Der S400G von ORBEX mäht zuverlässig und lässt sich bequem per App bedienen. Auf kleinen Rasenflächen leistet er gute Arbeit. Wer sich an der angegebenen Flächenleistung orientiert, könnte allerdings enttäuscht werden. Denn in unserem Test hat der Roboter die maximal einstellbare Arbeitszeit nicht erreicht, woraus sich schlussfolgern lässt, dass auch die Angabe zur Flächenleistung nicht ganz realistisch ist. Abgesehen von typischen Kritikpunkten im Hinblick auf die Sicherheit gibt es beim S400G aber nicht viel zu bemängeln. Wer Rasenflächen von 350 Quadratmetern oder weniger zu pflegen hat, macht mit diesem Modell nichts falsch.

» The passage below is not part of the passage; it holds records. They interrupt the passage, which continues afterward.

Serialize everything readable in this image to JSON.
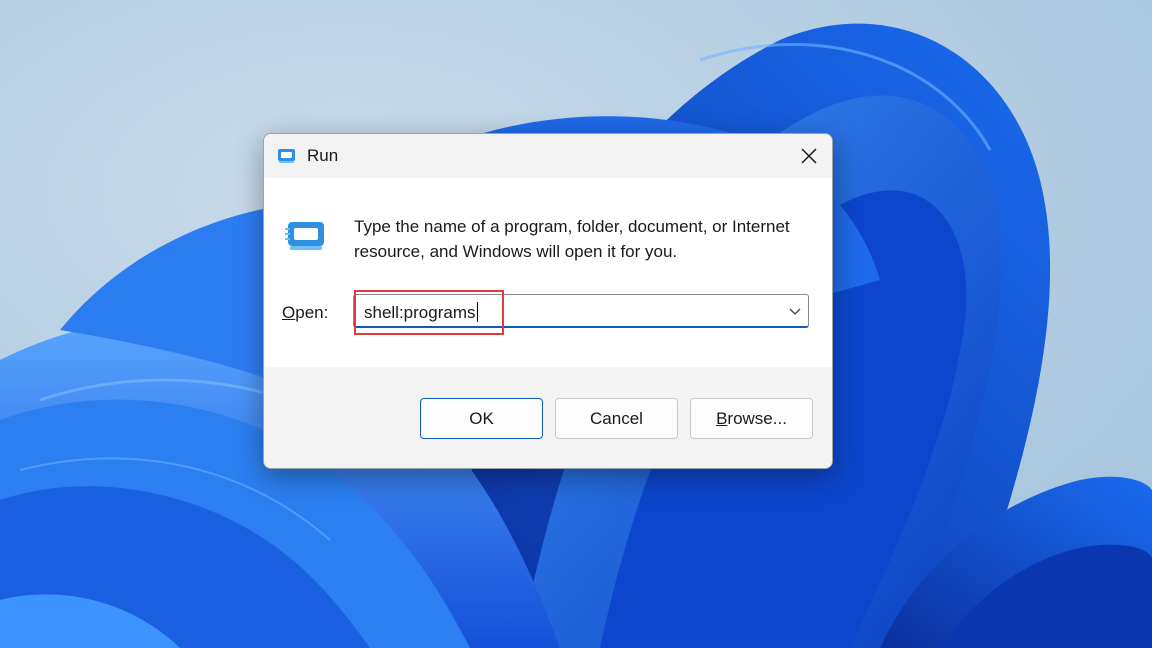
{
  "dialog": {
    "title": "Run",
    "description": "Type the name of a program, folder, document, or Internet resource, and Windows will open it for you.",
    "open_label_first": "O",
    "open_label_rest": "pen:",
    "open_value": "shell:programs"
  },
  "buttons": {
    "ok": "OK",
    "cancel": "Cancel",
    "browse_first": "B",
    "browse_rest": "rowse..."
  },
  "icons": {
    "title": "run-icon",
    "main": "run-icon",
    "close": "close-icon",
    "dropdown": "chevron-down-icon"
  },
  "colors": {
    "accent": "#0f5cbb",
    "highlight": "#e23a3a",
    "wallpaper_blue": "#1c5fe0",
    "wallpaper_bg": "#b6cfe3"
  }
}
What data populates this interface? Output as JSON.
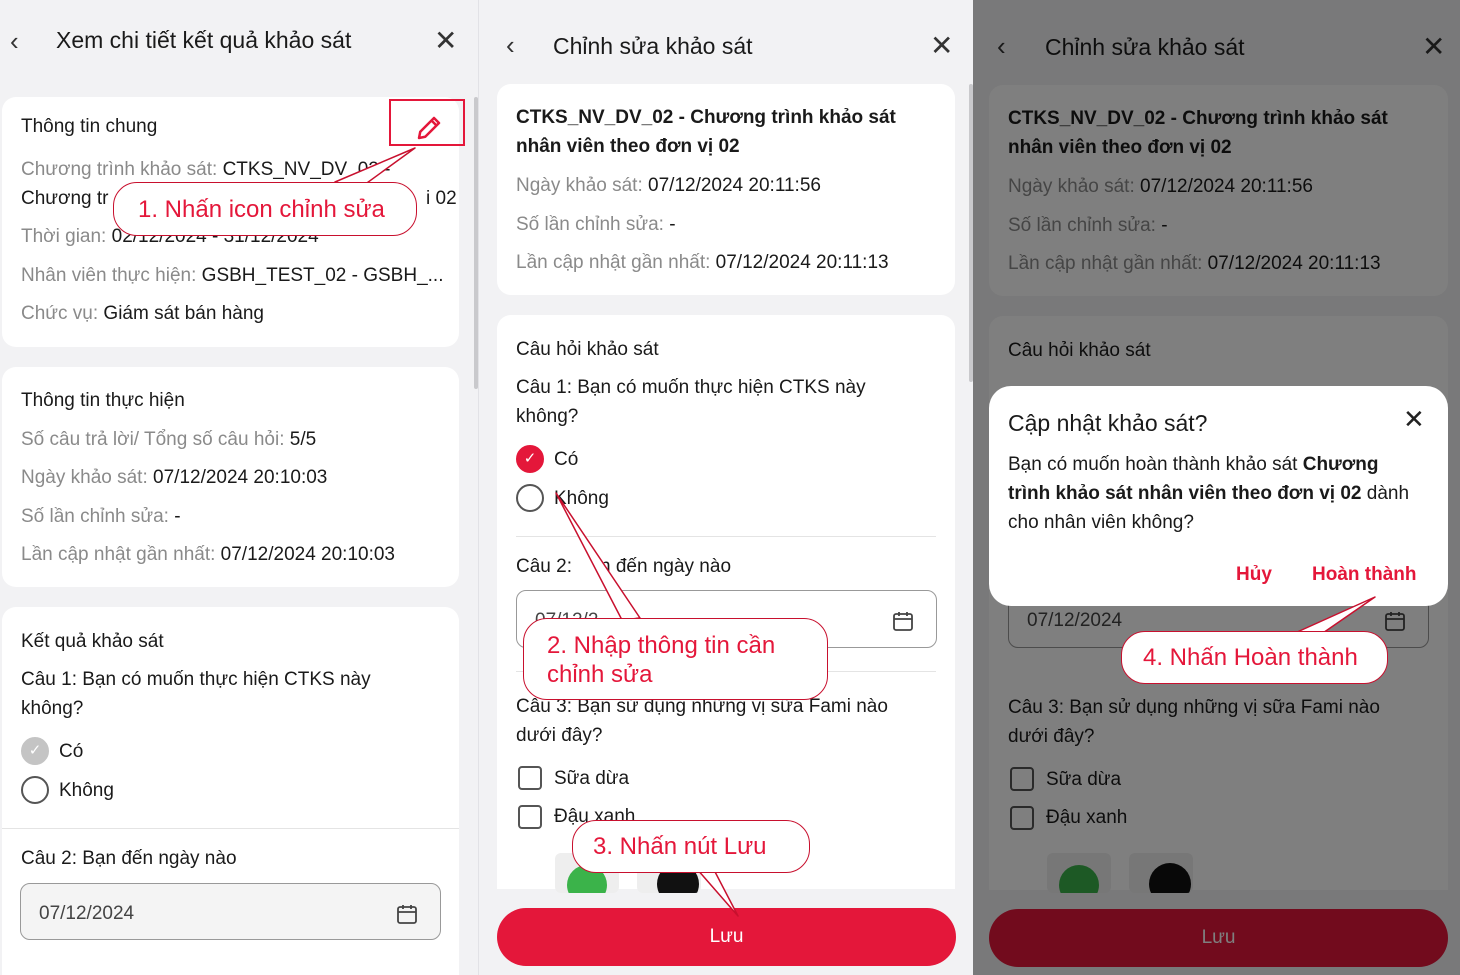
{
  "panel1": {
    "header": {
      "back": "‹",
      "title": "Xem chi tiết kết quả khảo sát",
      "close": "✕"
    },
    "general": {
      "title": "Thông tin chung",
      "program_label": "Chương trình khảo sát:",
      "program_value": "CTKS_NV_DV_02 -",
      "program_cont_visible_start": "Chương tr",
      "program_cont_visible_end": "i 02",
      "time_label": "Thời gian:",
      "time_value": "02/12/2024 - 31/12/2024",
      "staff_label": "Nhân viên thực hiện:",
      "staff_value": "GSBH_TEST_02 - GSBH_...",
      "position_label": "Chức vụ:",
      "position_value": "Giám sát bán hàng"
    },
    "exec": {
      "title": "Thông tin thực hiện",
      "answers_label": "Số câu trả lời/ Tổng số câu hỏi:",
      "answers_value": "5/5",
      "date_label": "Ngày khảo sát:",
      "date_value": "07/12/2024 20:10:03",
      "edits_label": "Số lần chỉnh sửa:",
      "edits_value": "-",
      "updated_label": "Lần cập nhật gần nhất:",
      "updated_value": "07/12/2024 20:10:03"
    },
    "results": {
      "title": "Kết quả khảo sát",
      "q1_num": "Câu 1",
      "q1_text": ": Bạn có muốn thực hiện CTKS này",
      "q1_text2": "không?",
      "opt_yes": "Có",
      "opt_no": "Không",
      "q2_num": "Câu 2",
      "q2_text": ": Bạn đến ngày nào",
      "q2_value": "07/12/2024"
    }
  },
  "panel2": {
    "header": {
      "back": "‹",
      "title": "Chỉnh sửa khảo sát",
      "close": "✕"
    },
    "info": {
      "title1": "CTKS_NV_DV_02 - Chương trình khảo sát",
      "title2": "nhân viên theo đơn vị 02",
      "date_label": "Ngày khảo sát:",
      "date_value": "07/12/2024 20:11:56",
      "edits_label": "Số lần chỉnh sửa:",
      "edits_value": "-",
      "updated_label": "Lần cập nhật gần nhất:",
      "updated_value": "07/12/2024 20:11:13"
    },
    "questions": {
      "title": "Câu hỏi khảo sát",
      "q1_num": "Câu 1",
      "q1_text": ": Bạn có muốn thực hiện CTKS này",
      "q1_text2": "không?",
      "opt_yes": "Có",
      "opt_no": "Không",
      "q2_num": "Câu 2",
      "q2_text_visible": ": ",
      "q2_text_end": "n đến ngày nào",
      "q2_value_visible": "07/12/2",
      "q3_num": "Câu 3",
      "q3_text": ": Bạn sử dụng những vị sữa Fami nào",
      "q3_text2": "dưới đây?",
      "opt_coconut": "Sữa dừa",
      "opt_mungbean": "Đậu xanh"
    },
    "save_label": "Lưu"
  },
  "panel3": {
    "header": {
      "back": "‹",
      "title": "Chỉnh sửa khảo sát",
      "close": "✕"
    },
    "info": {
      "title1": "CTKS_NV_DV_02 - Chương trình khảo sát",
      "title2": "nhân viên theo đơn vị 02",
      "date_label": "Ngày khảo sát:",
      "date_value": "07/12/2024 20:11:56",
      "edits_label": "Số lần chỉnh sửa:",
      "edits_value": "-",
      "updated_label": "Lần cập nhật gần nhất:",
      "updated_value": "07/12/2024 20:11:13"
    },
    "questions": {
      "title": "Câu hỏi khảo sát",
      "q2_value": "07/12/2024",
      "q3_num": "Câu 3",
      "q3_text": ": Bạn sử dụng những vị sữa Fami nào",
      "q3_text2": "dưới đây?",
      "opt_coconut": "Sữa dừa",
      "opt_mungbean": "Đậu xanh"
    },
    "save_label": "Lưu",
    "dialog": {
      "title": "Cập nhật khảo sát?",
      "close": "✕",
      "body1_a": "Bạn có muốn hoàn thành khảo sát ",
      "body1_b": "Chương",
      "body2_a": "trình khảo sát nhân viên theo đơn vị 02",
      "body2_b": " dành",
      "body3": "cho nhân viên không?",
      "cancel": "Hủy",
      "confirm": "Hoàn thành"
    }
  },
  "callouts": {
    "c1": "1. Nhấn icon chỉnh sửa",
    "c2_line1": "2. Nhập thông tin cần",
    "c2_line2": "chỉnh sửa",
    "c3": "3. Nhấn nút Lưu",
    "c4": "4. Nhấn Hoàn thành"
  },
  "colors": {
    "accent": "#e4173a",
    "label_grey": "#8a8a8a",
    "background": "#f2f2f4"
  },
  "icons": [
    "back-chevron-icon",
    "close-icon",
    "edit-pencil-icon",
    "calendar-icon",
    "check-icon"
  ]
}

Da der S400G keine wesentlichen Vorteile mitbringt, verschlägt es ihn aber trotzdem auf den vorletzten Platz im Mähroboter-Test.
  • App mit Bluetooth und WLAN
  • Klingen im Betrieb nicht zu erreichen
  • Schnitthöhe um 4 Zentimeter verstellbar
  • IPX5 (kann bei Regenwetter arbeiten und mit fließenden Wasser gereinigt werden)

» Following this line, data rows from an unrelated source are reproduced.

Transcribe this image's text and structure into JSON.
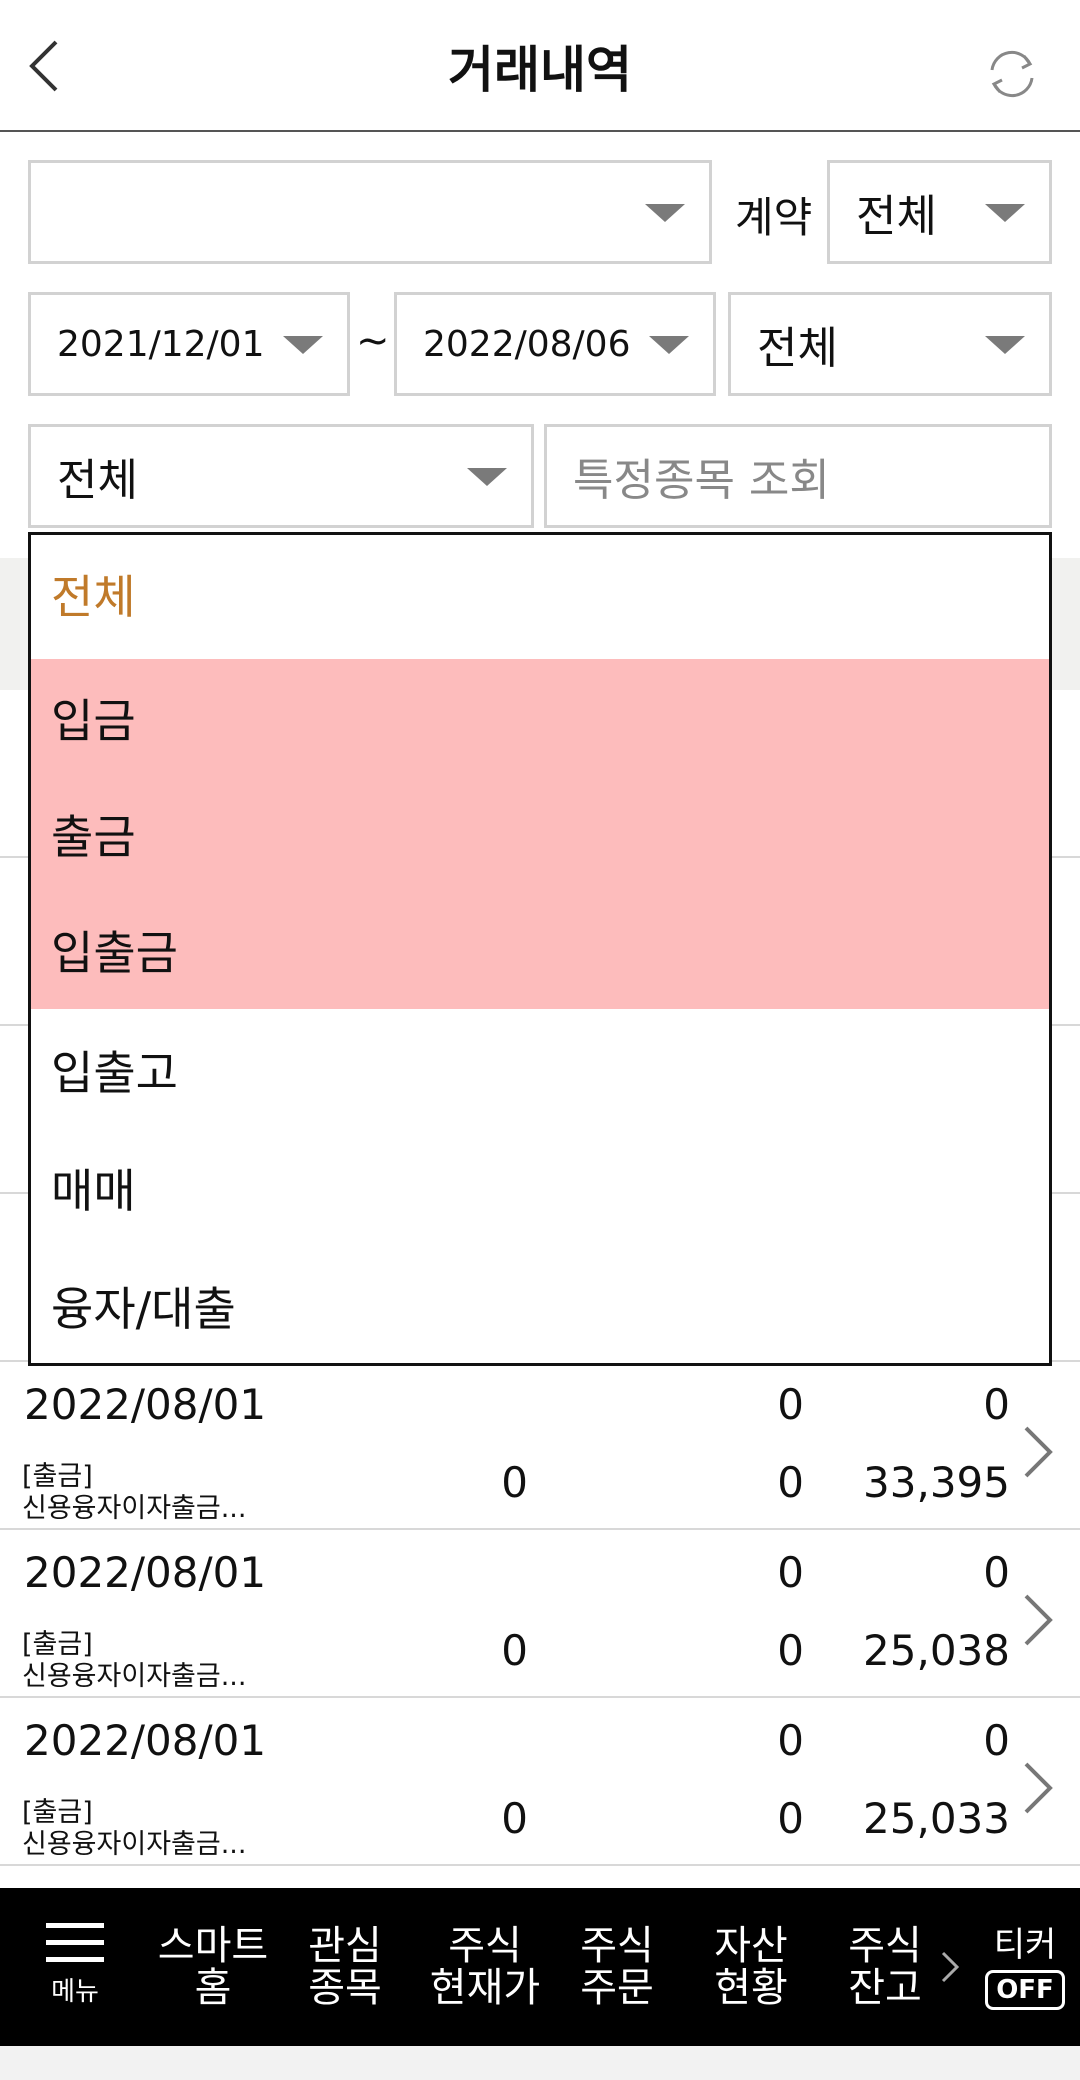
{
  "header": {
    "title": "거래내역",
    "back_icon": "chevron-left-icon",
    "refresh_icon": "refresh-icon"
  },
  "filters": {
    "account_value": "",
    "contract_label": "계약",
    "contract_value": "전체",
    "date_from": "2021/12/01",
    "date_separator": "~",
    "date_to": "2022/08/06",
    "period_type": "전체",
    "category_value": "전체",
    "search_placeholder": "특정종목 조회"
  },
  "dropdown": {
    "items": [
      {
        "label": "전체",
        "selected": true
      },
      {
        "label": "입금",
        "highlighted": true
      },
      {
        "label": "출금",
        "highlighted": true
      },
      {
        "label": "입출금",
        "highlighted": true
      },
      {
        "label": "입출고"
      },
      {
        "label": "매매"
      },
      {
        "label": "융자/대출"
      }
    ]
  },
  "rows": [
    {
      "date": "2022/08/01",
      "type": "[출금]",
      "desc": "신용융자이자출금...",
      "col2_bottom": "0",
      "col3_top": "0",
      "col3_bottom": "0",
      "col4_top": "0",
      "col4_bottom": "33,395"
    },
    {
      "date": "2022/08/01",
      "type": "[출금]",
      "desc": "신용융자이자출금...",
      "col2_bottom": "0",
      "col3_top": "0",
      "col3_bottom": "0",
      "col4_top": "0",
      "col4_bottom": "25,038"
    },
    {
      "date": "2022/08/01",
      "type": "[출금]",
      "desc": "신용융자이자출금...",
      "col2_bottom": "0",
      "col3_top": "0",
      "col3_bottom": "0",
      "col4_top": "0",
      "col4_bottom": "25,033"
    }
  ],
  "bottom_nav": {
    "menu_label": "메뉴",
    "items": [
      {
        "line1": "스마트",
        "line2": "홈"
      },
      {
        "line1": "관심",
        "line2": "종목"
      },
      {
        "line1": "주식",
        "line2": "현재가"
      },
      {
        "line1": "주식",
        "line2": "주문"
      },
      {
        "line1": "자산",
        "line2": "현황"
      },
      {
        "line1": "주식",
        "line2": "잔고"
      }
    ],
    "ticker_label": "티커",
    "ticker_state": "OFF"
  },
  "colors": {
    "selected_item": "#c07a2a",
    "highlight_bg": "#fdbcbc",
    "nav_bg": "#000000"
  }
}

  • Akku durch Laien auswechselbar
  • Hebeschutz aktiviert sich erst nach 2 Sekunden
  • Manuelles Nachmähen am Rand erforderlich
  • Keine Bedienungsanleitung im Lieferumfang
  • Maximale Arbeitszeit im Test nicht erreicht
  • Lautester Mähroboter im Test (68,9 Dezibel)
  • Kein schwimmendes Mähwerk

FAQ

Wie schnell drehen sich die Klingen des S400G Mähroboter von ORBEX?
Die Klingen des Mähroboters haben eine Umdrehungsgeschwindigkeit von bis zu 2.800 Umdrehungen pro Minute.
Ist die App des Mähroboter S400G von ORBEX mit Android und iOS verfügbar?
Ja, die App ist sowohl auf Android- als auch auf iOS-Smartphones verfügbar.
Kann der Mähroboter Steigungen hochfahren?
Ja, der ORBEX S400G meistert Steigungen von bis zu 35 Prozent.
Ist die Ladestation wassergeschützt?
Ja, die Ladestation ist nach IPX4 geschützt und ist damit regensicher beziehungsweise vor allseitigem Spritzwasser geschützt.
Sind Ersatzmesser im Lieferumfang enthalten?
Ja, zum Lieferumfang gehören sechs Ersatzmesser.